Still Life with a silver tazza, a roemer and oysters
1632.Room 076
The painting belongs to the type of still life designated by Vroom as monochrome banketjes, pieces first executed by Heda towards the end of the 1620s that became very popular in the Netherlands and abroad, as illustrated by the fact that there were two in the inventory of Rubens´s property. There are sufficient grounds to interpret these compositions as moralising, religious or allegorical works. In addition, they also presented an opportunity for the painter to demonstrate his skill with perspective and his mastery in portraying the reflection of light on different kinds of surfaces, textures and shapes.

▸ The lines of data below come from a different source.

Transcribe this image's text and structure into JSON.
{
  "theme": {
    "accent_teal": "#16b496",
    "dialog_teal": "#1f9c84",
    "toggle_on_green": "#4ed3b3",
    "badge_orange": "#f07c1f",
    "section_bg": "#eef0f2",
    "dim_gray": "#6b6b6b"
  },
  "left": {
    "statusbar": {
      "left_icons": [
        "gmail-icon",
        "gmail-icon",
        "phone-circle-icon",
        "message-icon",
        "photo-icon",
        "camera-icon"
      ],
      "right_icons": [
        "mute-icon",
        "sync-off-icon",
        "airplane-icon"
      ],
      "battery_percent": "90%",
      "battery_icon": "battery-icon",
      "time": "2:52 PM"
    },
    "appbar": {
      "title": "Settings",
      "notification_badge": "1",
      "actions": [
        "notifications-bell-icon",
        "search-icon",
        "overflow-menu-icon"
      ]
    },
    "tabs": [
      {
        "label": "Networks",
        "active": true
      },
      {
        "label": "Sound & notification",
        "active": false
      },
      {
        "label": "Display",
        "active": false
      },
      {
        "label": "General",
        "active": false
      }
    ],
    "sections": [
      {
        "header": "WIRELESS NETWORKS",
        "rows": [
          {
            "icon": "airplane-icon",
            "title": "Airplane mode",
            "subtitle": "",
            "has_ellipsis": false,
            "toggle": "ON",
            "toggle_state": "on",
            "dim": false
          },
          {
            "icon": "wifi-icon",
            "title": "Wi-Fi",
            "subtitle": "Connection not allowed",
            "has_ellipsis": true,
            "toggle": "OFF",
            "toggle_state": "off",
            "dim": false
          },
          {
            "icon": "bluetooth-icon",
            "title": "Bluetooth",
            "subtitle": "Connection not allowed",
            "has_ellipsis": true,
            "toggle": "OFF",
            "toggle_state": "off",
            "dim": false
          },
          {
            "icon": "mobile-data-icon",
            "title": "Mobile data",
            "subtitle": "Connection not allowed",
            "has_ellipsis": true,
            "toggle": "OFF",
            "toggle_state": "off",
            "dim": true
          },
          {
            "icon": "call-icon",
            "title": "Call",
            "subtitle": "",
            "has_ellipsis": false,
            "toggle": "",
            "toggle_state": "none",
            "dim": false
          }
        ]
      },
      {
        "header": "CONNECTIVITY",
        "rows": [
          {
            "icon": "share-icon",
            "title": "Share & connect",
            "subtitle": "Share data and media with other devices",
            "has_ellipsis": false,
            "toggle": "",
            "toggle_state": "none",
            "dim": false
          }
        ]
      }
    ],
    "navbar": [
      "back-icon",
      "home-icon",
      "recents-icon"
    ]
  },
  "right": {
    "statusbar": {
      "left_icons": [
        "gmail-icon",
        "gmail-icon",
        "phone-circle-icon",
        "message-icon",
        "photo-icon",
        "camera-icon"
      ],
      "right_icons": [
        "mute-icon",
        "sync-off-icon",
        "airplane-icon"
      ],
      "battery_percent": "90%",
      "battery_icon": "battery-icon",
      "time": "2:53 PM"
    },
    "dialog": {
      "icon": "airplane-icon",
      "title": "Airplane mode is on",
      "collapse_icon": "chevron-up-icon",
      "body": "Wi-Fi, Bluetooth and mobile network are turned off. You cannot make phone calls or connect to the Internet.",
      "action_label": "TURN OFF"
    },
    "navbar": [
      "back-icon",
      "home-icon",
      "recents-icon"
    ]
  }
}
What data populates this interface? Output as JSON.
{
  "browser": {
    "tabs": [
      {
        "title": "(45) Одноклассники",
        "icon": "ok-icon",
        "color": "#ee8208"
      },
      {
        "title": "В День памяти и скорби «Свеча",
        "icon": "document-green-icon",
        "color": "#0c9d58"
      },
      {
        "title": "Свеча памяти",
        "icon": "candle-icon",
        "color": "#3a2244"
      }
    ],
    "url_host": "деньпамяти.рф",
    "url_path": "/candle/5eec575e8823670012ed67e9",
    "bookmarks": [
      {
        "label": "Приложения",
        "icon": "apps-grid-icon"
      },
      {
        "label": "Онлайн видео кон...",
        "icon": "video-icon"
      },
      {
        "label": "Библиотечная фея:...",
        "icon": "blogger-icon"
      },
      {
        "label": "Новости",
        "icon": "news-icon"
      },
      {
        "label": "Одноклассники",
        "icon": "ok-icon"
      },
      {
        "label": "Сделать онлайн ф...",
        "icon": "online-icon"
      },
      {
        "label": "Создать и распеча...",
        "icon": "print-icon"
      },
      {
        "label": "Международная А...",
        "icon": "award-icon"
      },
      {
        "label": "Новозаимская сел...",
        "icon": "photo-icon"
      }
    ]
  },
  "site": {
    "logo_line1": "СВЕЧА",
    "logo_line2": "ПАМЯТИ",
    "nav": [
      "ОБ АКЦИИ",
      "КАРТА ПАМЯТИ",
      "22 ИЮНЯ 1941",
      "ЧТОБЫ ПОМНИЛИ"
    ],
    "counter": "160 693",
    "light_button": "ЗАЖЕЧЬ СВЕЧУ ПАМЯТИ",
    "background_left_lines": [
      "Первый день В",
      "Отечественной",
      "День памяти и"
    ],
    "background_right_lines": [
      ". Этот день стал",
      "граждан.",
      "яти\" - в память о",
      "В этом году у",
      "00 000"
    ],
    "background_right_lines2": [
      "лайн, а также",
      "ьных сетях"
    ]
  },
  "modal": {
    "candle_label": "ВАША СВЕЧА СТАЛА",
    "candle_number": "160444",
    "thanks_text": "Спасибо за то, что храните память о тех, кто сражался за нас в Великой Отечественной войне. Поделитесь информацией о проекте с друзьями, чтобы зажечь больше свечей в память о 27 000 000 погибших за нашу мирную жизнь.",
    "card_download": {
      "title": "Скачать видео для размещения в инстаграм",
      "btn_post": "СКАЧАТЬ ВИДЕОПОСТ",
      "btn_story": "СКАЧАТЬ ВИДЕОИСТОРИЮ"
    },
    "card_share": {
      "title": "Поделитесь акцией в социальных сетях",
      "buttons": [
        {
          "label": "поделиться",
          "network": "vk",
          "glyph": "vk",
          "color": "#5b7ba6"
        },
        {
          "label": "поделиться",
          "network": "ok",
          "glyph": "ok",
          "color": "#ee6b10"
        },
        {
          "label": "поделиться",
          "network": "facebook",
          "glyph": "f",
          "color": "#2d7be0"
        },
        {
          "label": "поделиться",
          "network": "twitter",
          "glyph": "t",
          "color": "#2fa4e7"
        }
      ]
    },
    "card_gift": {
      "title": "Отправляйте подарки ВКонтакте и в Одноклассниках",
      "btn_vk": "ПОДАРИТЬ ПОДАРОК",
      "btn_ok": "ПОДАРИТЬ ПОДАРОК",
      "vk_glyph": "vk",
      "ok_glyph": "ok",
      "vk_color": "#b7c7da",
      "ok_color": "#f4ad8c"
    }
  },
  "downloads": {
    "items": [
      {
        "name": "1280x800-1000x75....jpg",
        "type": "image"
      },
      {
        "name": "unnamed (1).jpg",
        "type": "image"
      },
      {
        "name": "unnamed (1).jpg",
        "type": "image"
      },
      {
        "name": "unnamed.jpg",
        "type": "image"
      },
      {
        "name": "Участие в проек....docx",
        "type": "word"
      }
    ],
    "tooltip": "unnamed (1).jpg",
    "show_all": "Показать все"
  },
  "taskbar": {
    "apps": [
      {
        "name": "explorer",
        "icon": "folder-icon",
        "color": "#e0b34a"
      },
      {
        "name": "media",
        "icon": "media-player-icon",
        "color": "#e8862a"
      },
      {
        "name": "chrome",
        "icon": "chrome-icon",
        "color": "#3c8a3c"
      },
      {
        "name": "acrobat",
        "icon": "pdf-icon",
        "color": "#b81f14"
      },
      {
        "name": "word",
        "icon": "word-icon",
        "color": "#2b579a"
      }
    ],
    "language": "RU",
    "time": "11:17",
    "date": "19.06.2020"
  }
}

Still Life with a silver tazza, a roemer and oysters combines all the compositional and stylistic devices typical of these banketjes which, despite their apparent spontaneity, are carefully meditated and highly balanced arrangements. Lined up in two diagonal axes parallel to the background, the objects and food habitual in this kind of representation are depicted on a table placed in the plane closest to the viewer and against a neutral wall. In this case -as with the Prado´s other two Heda still lifes (P02754 and P02755)- the table is only covered with a green cloth, rather than the white napkin or tablecloth frequently found in most of the painter`s works of this genre. The light both illuminates and shapes the objects and the food. It enters, top left, through a window that is outside the painting, but which is reflected in the Roemer glass containing white wine. The objects reveal a range of textures and share the same rounded shapes, linked to one another in a rhythmic combination of contrasting curves over which the light softly glides, glistening or gleaming according to the surface on which it is reflected.
The yellow of the lemon and the pearly white of the oysters are the only concession to local colour, and serve as counterpoint to the monotone range of greenish and grey-brown shades that prevail in this kind of still life.
In addition to the Roemer glass -the main feature of all these monochrome table-top still lifes- the other objects depicted here only appear in the works that have been identified and accepted as Heda´s until the mid-1630s, after which they seem to disappear. The Façon-de-Venise glass is the same as the one represented in Still Life with a silver beaker and a clock (P02755), dated 1633. The knife, too, appears in the latter and in Still Life with beer-pitcher and orange (P02754), dated 1633. Finally, the clock, which is also present in these two works, features as well in two earlier still lifes, dated 1629 (The Hague, Mauritshuis) and 1631 (Dresden, Gemäldegalerie Alte Meister). Where the food is concerned, this and another still life, also dated 1632, seem to be the first to include oysters (Posada Kubissa, T.: Pintura holandesa en el Museo Nacional del Prado. Catálogo razonado, 2009, p. 303).